Die beiden Schiffe lagen in Windrichtung mit dem Bug nach Nordosten – der Wind wehte aus Nordosten – und parallel zueinander. Die Steuerbordseite der „San Sebastian“ war der Backbordseite der „Trinidad“ zugekehrt. Das Kriegsschiff ankerte also mehr westlich, der Handelssegler mehr östlich in der Bucht. Auf beiden Schiffen war eine Ankerwache aufgezogen.
Für beide Schiffe galt die Order Alonzo de Escobedos, daß niemand nachts von Bord durfte. Der sehr ehrenwerte Señor Gouverneur hatte ja seine guten Gründe dafür. Er war der Meinung, „seinen“ Schatz in den Höhlen hinter dem Wasserfall unbewacht lassen zu können. Aber das war ein Irrtum.

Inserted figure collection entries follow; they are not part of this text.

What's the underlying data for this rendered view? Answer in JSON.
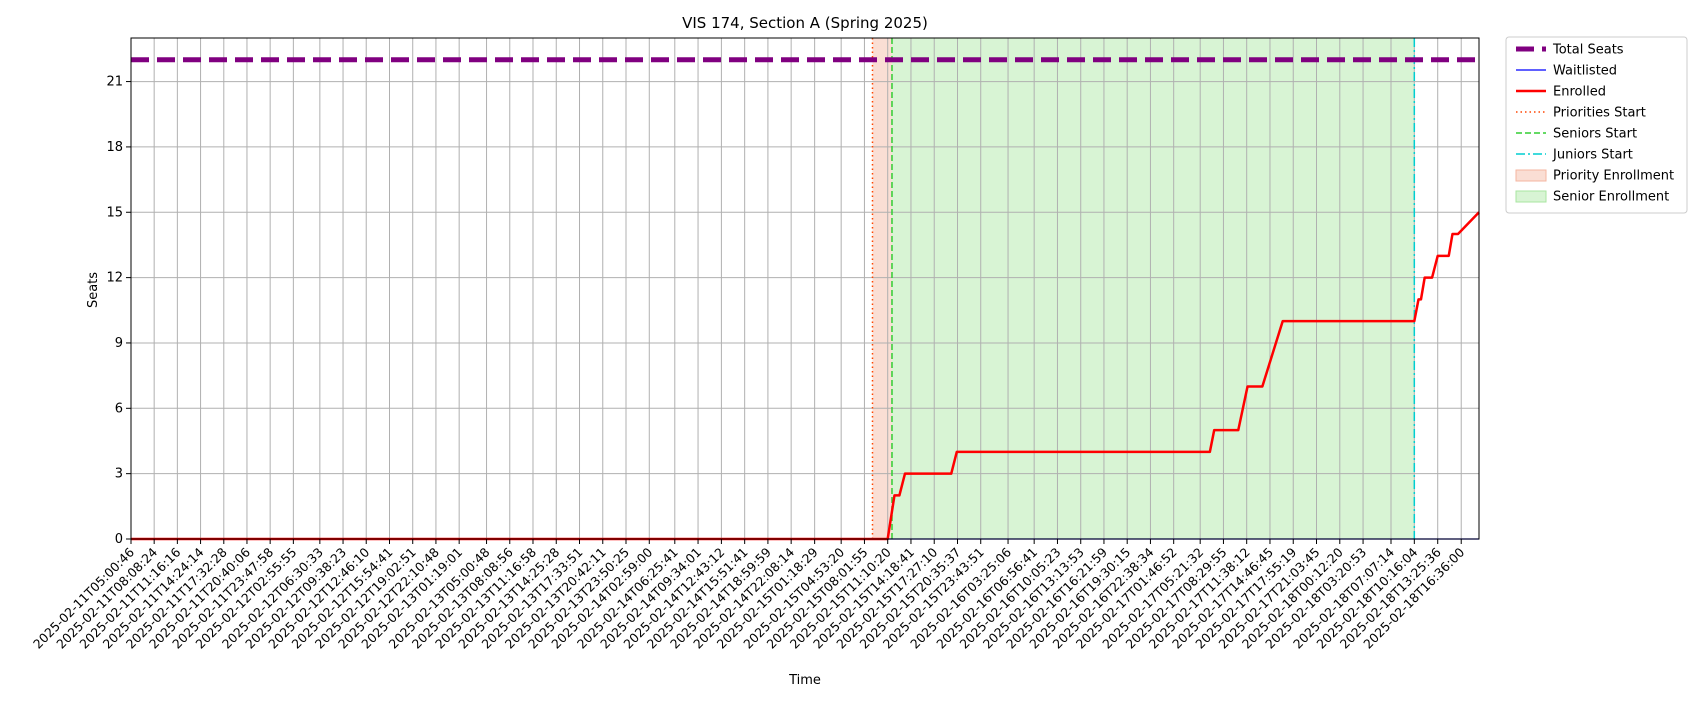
{
  "chart_data": {
    "type": "line",
    "title": "VIS 174, Section A (Spring 2025)",
    "xlabel": "Time",
    "ylabel": "Seats",
    "ylim": [
      0,
      23
    ],
    "yticks": [
      0,
      3,
      6,
      9,
      12,
      15,
      18,
      21
    ],
    "grid": true,
    "legend_position": "outside top-right",
    "x_ticks": [
      "2025-02-11T05:00:46",
      "2025-02-11T08:08:24",
      "2025-02-11T11:16:16",
      "2025-02-11T14:24:14",
      "2025-02-11T17:32:28",
      "2025-02-11T20:40:06",
      "2025-02-11T23:47:58",
      "2025-02-12T02:55:55",
      "2025-02-12T06:30:33",
      "2025-02-12T09:38:23",
      "2025-02-12T12:46:10",
      "2025-02-12T15:54:41",
      "2025-02-12T19:02:51",
      "2025-02-12T22:10:48",
      "2025-02-13T01:19:01",
      "2025-02-13T05:00:48",
      "2025-02-13T08:08:56",
      "2025-02-13T11:16:58",
      "2025-02-13T14:25:28",
      "2025-02-13T17:33:51",
      "2025-02-13T20:42:11",
      "2025-02-13T23:50:25",
      "2025-02-14T02:59:00",
      "2025-02-14T06:25:41",
      "2025-02-14T09:34:01",
      "2025-02-14T12:43:12",
      "2025-02-14T15:51:41",
      "2025-02-14T18:59:59",
      "2025-02-14T22:08:14",
      "2025-02-15T01:18:29",
      "2025-02-15T04:53:20",
      "2025-02-15T08:01:55",
      "2025-02-15T11:10:20",
      "2025-02-15T14:18:41",
      "2025-02-15T17:27:10",
      "2025-02-15T20:35:37",
      "2025-02-15T23:43:51",
      "2025-02-16T03:25:06",
      "2025-02-16T06:56:41",
      "2025-02-16T10:05:23",
      "2025-02-16T13:13:53",
      "2025-02-16T16:21:59",
      "2025-02-16T19:30:15",
      "2025-02-16T22:38:34",
      "2025-02-17T01:46:52",
      "2025-02-17T05:21:32",
      "2025-02-17T08:29:55",
      "2025-02-17T11:38:12",
      "2025-02-17T14:46:45",
      "2025-02-17T17:55:19",
      "2025-02-17T21:03:45",
      "2025-02-18T00:12:20",
      "2025-02-18T03:20:53",
      "2025-02-18T07:07:14",
      "2025-02-18T10:16:04",
      "2025-02-18T13:25:36",
      "2025-02-18T16:36:00"
    ],
    "x_range": [
      "2025-02-11T05:00:46",
      "2025-02-18T19:00:00"
    ],
    "series": [
      {
        "name": "Total Seats",
        "color": "#800080",
        "style": "dashed-thick",
        "points": [
          [
            "2025-02-11T05:00:46",
            22
          ],
          [
            "2025-02-18T19:00:00",
            22
          ]
        ]
      },
      {
        "name": "Waitlisted",
        "color": "#0000ff",
        "style": "solid-thin",
        "points": [
          [
            "2025-02-11T05:00:46",
            0
          ],
          [
            "2025-02-18T19:00:00",
            0
          ]
        ]
      },
      {
        "name": "Enrolled",
        "color": "#ff0000",
        "style": "solid-thick",
        "points": [
          [
            "2025-02-11T05:00:46",
            0
          ],
          [
            "2025-02-15T11:10:00",
            0
          ],
          [
            "2025-02-15T12:05:00",
            2
          ],
          [
            "2025-02-15T12:45:00",
            2
          ],
          [
            "2025-02-15T13:30:00",
            3
          ],
          [
            "2025-02-15T19:45:00",
            3
          ],
          [
            "2025-02-15T20:30:00",
            4
          ],
          [
            "2025-02-17T06:40:00",
            4
          ],
          [
            "2025-02-17T07:15:00",
            5
          ],
          [
            "2025-02-17T10:30:00",
            5
          ],
          [
            "2025-02-17T11:45:00",
            7
          ],
          [
            "2025-02-17T13:45:00",
            7
          ],
          [
            "2025-02-17T16:30:00",
            10
          ],
          [
            "2025-02-18T10:16:00",
            10
          ],
          [
            "2025-02-18T10:50:00",
            11
          ],
          [
            "2025-02-18T11:10:00",
            11
          ],
          [
            "2025-02-18T11:40:00",
            12
          ],
          [
            "2025-02-18T12:40:00",
            12
          ],
          [
            "2025-02-18T13:25:36",
            13
          ],
          [
            "2025-02-18T14:55:00",
            13
          ],
          [
            "2025-02-18T15:25:00",
            14
          ],
          [
            "2025-02-18T16:10:00",
            14
          ],
          [
            "2025-02-18T19:00:00",
            15
          ]
        ]
      }
    ],
    "markers": [
      {
        "name": "Priorities Start",
        "time": "2025-02-15T09:07:00",
        "color": "#ff4500",
        "style": "dotted"
      },
      {
        "name": "Seniors Start",
        "time": "2025-02-15T11:45:00",
        "color": "#32cd32",
        "style": "dashed"
      },
      {
        "name": "Juniors Start",
        "time": "2025-02-18T10:16:04",
        "color": "#00ced1",
        "style": "dashdot"
      }
    ],
    "regions": [
      {
        "name": "Priority Enrollment",
        "start": "2025-02-15T09:07:00",
        "end": "2025-02-15T11:45:00",
        "color": "#f4b6a0"
      },
      {
        "name": "Senior Enrollment",
        "start": "2025-02-15T11:45:00",
        "end": "2025-02-18T10:16:04",
        "color": "#a8e6a0"
      }
    ],
    "legend": [
      {
        "label": "Total Seats",
        "kind": "line",
        "color": "#800080",
        "style": "dashed-thick"
      },
      {
        "label": "Waitlisted",
        "kind": "line",
        "color": "#0000ff",
        "style": "solid-thin"
      },
      {
        "label": "Enrolled",
        "kind": "line",
        "color": "#ff0000",
        "style": "solid-thick"
      },
      {
        "label": "Priorities Start",
        "kind": "line",
        "color": "#ff4500",
        "style": "dotted"
      },
      {
        "label": "Seniors Start",
        "kind": "line",
        "color": "#32cd32",
        "style": "dashed"
      },
      {
        "label": "Juniors Start",
        "kind": "line",
        "color": "#00ced1",
        "style": "dashdot"
      },
      {
        "label": "Priority Enrollment",
        "kind": "patch",
        "color": "#f4b6a0"
      },
      {
        "label": "Senior Enrollment",
        "kind": "patch",
        "color": "#a8e6a0"
      }
    ]
  }
}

Die Kerle an Bord der „Trinidad“ wie auch die Männer der „San Sebastian“ hatten aufgrund der Truhen-, Kisten- und Fässerverladung auf die Handelsgaleone längst spitz, was sich in dem Höhlensystem hinter dem Wasserfall befand. Und die Mannschaft der „Trinidad“ war gegenüber der disziplinierten Crew der Kriegsgaleone nun mal ein rüder Haufen – ein Spiegelbild ihres Kapitäns. Bei diesen Kerlen war die Gier geweckt, die einmalige Chance, reich zu werden. Sie brauchten ja nur zuzulangen.